I wanted to see how Bayou Boys kitchen would handle an off-the-menu order. With Michelle’s guidance I constructed my own supper from the side orders listed in Bayou Boys’ menu.

I ordered an 8 oz. cup of the crawfish Etoufee ($6.99), added an 8 oz. cup of their Jambalaya ($5.99) and (on Michelle’s suggestion) finished with a single soft shell crab ($4).

Bayou Boys cram a lot into their Jambalaya, the chicken rubbing shoulders with some succulent shrimp, several good-sized slices of andouille sausage, the saffron-tinted Low Country rice and all the other yummies in that 8 oz. cup.

The crawfish Etoufee made a good counterpoint to the Jambalaya, this crimson-colored tomato and garlic-flavored Cajun favorite being pleasantly populated with some superbly succulent shelled crawfish tails.

Traditionally, it is the bloom of the crocus or song of the first robin that marks the return of warmer weather.

I found my first sign of spring nestled there on my plate: Callinectes sapidus, an Atlantic blue crab in soft-shell phase, delicately deep-fried and giving off a truly remarkable mélange of aromas and flavors. For me, the flavor and texture to be found in a properly prepared soft shell crab is unsurpassed.

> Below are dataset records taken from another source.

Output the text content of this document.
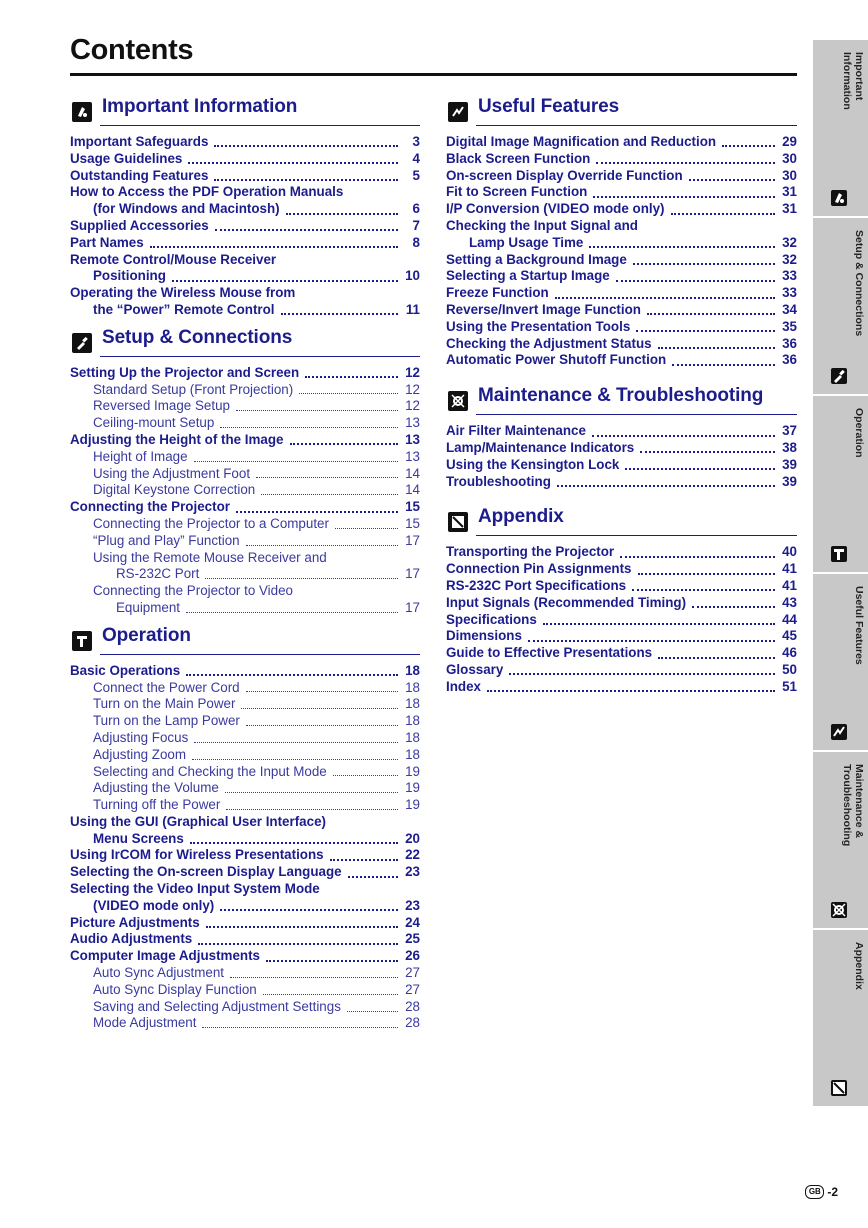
Contents
Important Information
Important Safeguards	3
Usage Guidelines	4
Outstanding Features	5
How to Access the PDF Operation Manuals
(for Windows and Macintosh)	6
Supplied Accessories	7
Part Names	8
Remote Control/Mouse Receiver
Positioning	10
Operating the Wireless Mouse from
the “Power” Remote Control	11
Setup & Connections
Setting Up the Projector and Screen	12
Standard Setup (Front Projection)	12
Reversed Image Setup	12
Ceiling-mount Setup	13
Adjusting the Height of the Image	13
Height of Image	13
Using the Adjustment Foot	14
Digital Keystone Correction	14
Connecting the Projector	15
Connecting the Projector to a Computer	15
“Plug and Play” Function	17
Using the Remote Mouse Receiver and
RS-232C Port	17
Connecting the Projector to Video
Equipment	17
Operation
Basic Operations	18
Connect the Power Cord	18
Turn on the Main Power	18
Turn on the Lamp Power	18
Adjusting Focus	18
Adjusting Zoom	18
Selecting and Checking the Input Mode	19
Adjusting the Volume	19
Turning off the Power	19
Using the GUI (Graphical User Interface)
Menu Screens	20
Using IrCOM for Wireless Presentations	22
Selecting the On-screen Display Language	23
Selecting the Video Input System Mode
(VIDEO mode only)	23
Picture Adjustments	24
Audio Adjustments	25
Computer Image Adjustments	26
Auto Sync Adjustment	27
Auto Sync Display Function	27
Saving and Selecting Adjustment Settings	28
Mode Adjustment	28
Useful Features
Digital Image Magnification and Reduction	29
Black Screen Function	30
On-screen Display Override Function	30
Fit to Screen Function	31
I/P Conversion (VIDEO mode only)	31
Checking the Input Signal and
Lamp Usage Time	32
Setting a Background Image	32
Selecting a Startup Image	33
Freeze Function	33
Reverse/Invert Image Function	34
Using the Presentation Tools	35
Checking the Adjustment Status	36
Automatic Power Shutoff Function	36
Maintenance & Troubleshooting
Air Filter Maintenance	37
Lamp/Maintenance Indicators	38
Using the Kensington Lock	39
Troubleshooting	39
Appendix
Transporting the Projector	40
Connection Pin Assignments	41
RS-232C Port Specifications	41
Input Signals (Recommended Timing)	43
Specifications	44
Dimensions	45
Guide to Effective Presentations	46
Glossary	50
Index	51
Important
Information
Setup & Connections
Operation
Useful Features
Maintenance &
Troubleshooting
Appendix
GB -2
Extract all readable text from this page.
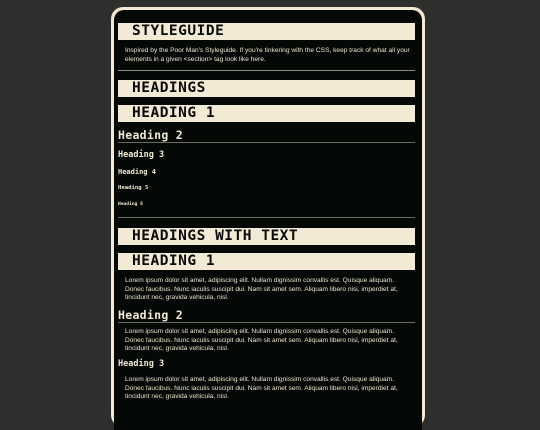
STYLEGUIDE
Inspired by the Poor Man's Styleguide. If you're tinkering with the CSS, keep track of what all your elements in a given <section> tag look like here.
HEADINGS
HEADING 1
Heading 2
Heading 3
Heading 4
Heading 5
Heading 6
HEADINGS WITH TEXT
HEADING 1
Lorem ipsum dolor sit amet, adipiscing elit. Nullam dignissim convallis est. Quisque aliquam. Donec faucibus. Nunc iaculis suscipit dui. Nam sit amet sem. Aliquam libero nisi, imperdiet at, tincidunt nec, gravida vehicula, nisl.
Heading 2
Lorem ipsum dolor sit amet, adipiscing elit. Nullam dignissim convallis est. Quisque aliquam. Donec faucibus. Nunc iaculis suscipit dui. Nam sit amet sem. Aliquam libero nisi, imperdiet at, tincidunt nec, gravida vehicula, nisl.
Heading 3
Lorem ipsum dolor sit amet, adipiscing elit. Nullam dignissim convallis est. Quisque aliquam. Donec faucibus. Nunc iaculis suscipit dui. Nam sit amet sem. Aliquam libero nisi, imperdiet at, tincidunt nec, gravida vehicula, nisl.
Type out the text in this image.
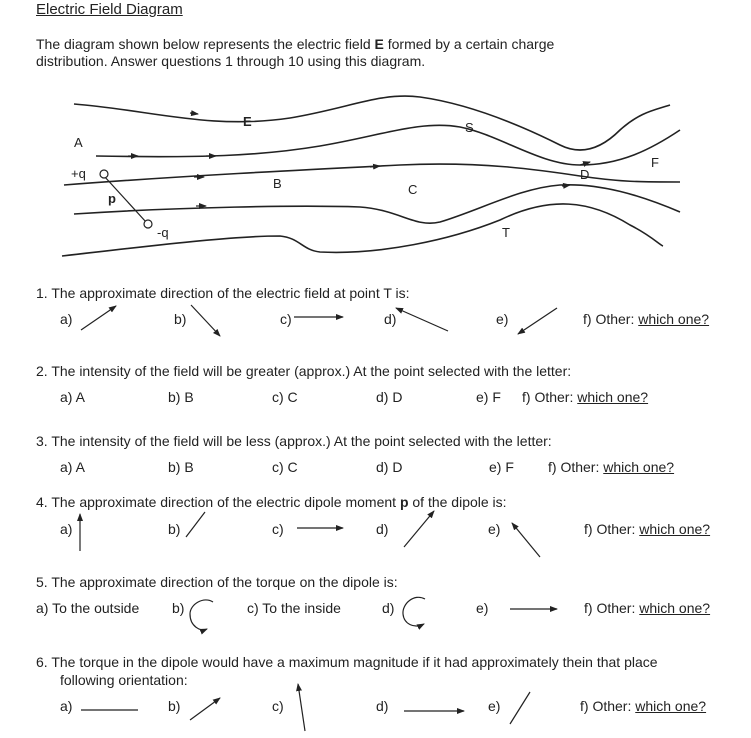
Electric Field Diagram
The diagram shown below represents the electric field E formed by a certain charge distribution. Answer questions 1 through 10 using this diagram.
E	S
A
+q
F
B	C
D
p
-q	T
1. The approximate direction of the electric field at point T is:
a)	b)	c)	d)	e)	f) Other: which one?
2. The intensity of the field will be greater (approx.) At the point selected with the letter:
a) A	b) B	c) C	d) D	e) F f) Other: which one?
3. The intensity of the field will be less (approx.) At the point selected with the letter:
a) A	b) B	c) C	d) D	e) F f) Other: which one?
4. The approximate direction of the electric dipole moment p of the dipole is:
a)	b)	c)	d)	e)	f) Other: which one?
5. The approximate direction of the torque on the dipole is:
a) To the outside b)	c) To the inside	d)	e)	f) Other: which one?
6. The torque in the dipole would have a maximum magnitude if it had approximately thein that place
following orientation:
a)	b)	c)	d)	e)	f) Other: which one?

Using a few drops of some hot sauce for extra zing is a fine way to welcome spring.

The bundling of soft shell crab together with the crawfish Etoufee and Jambalaya brought all of my a la carte supper together as a single savory whole.

The bottom line

The increased traffic and access from North Roan Street in Johnson City can only help Walter Holmes and Julie Holmes Pecou realize continued success for Bayou Boys Fresh Gulf Shrimp. The seafood market is well-maintained, the restaurant spacious and comfortable, the varied menu items uniformly excellent in preparation and taste, and the service friendly and professional.

Why not find your own sign of spring’s arrival with a trip to Bayou Boys Fresh Gulf Shrimp?

Just remember to leave some soft shell crabs for me, OK?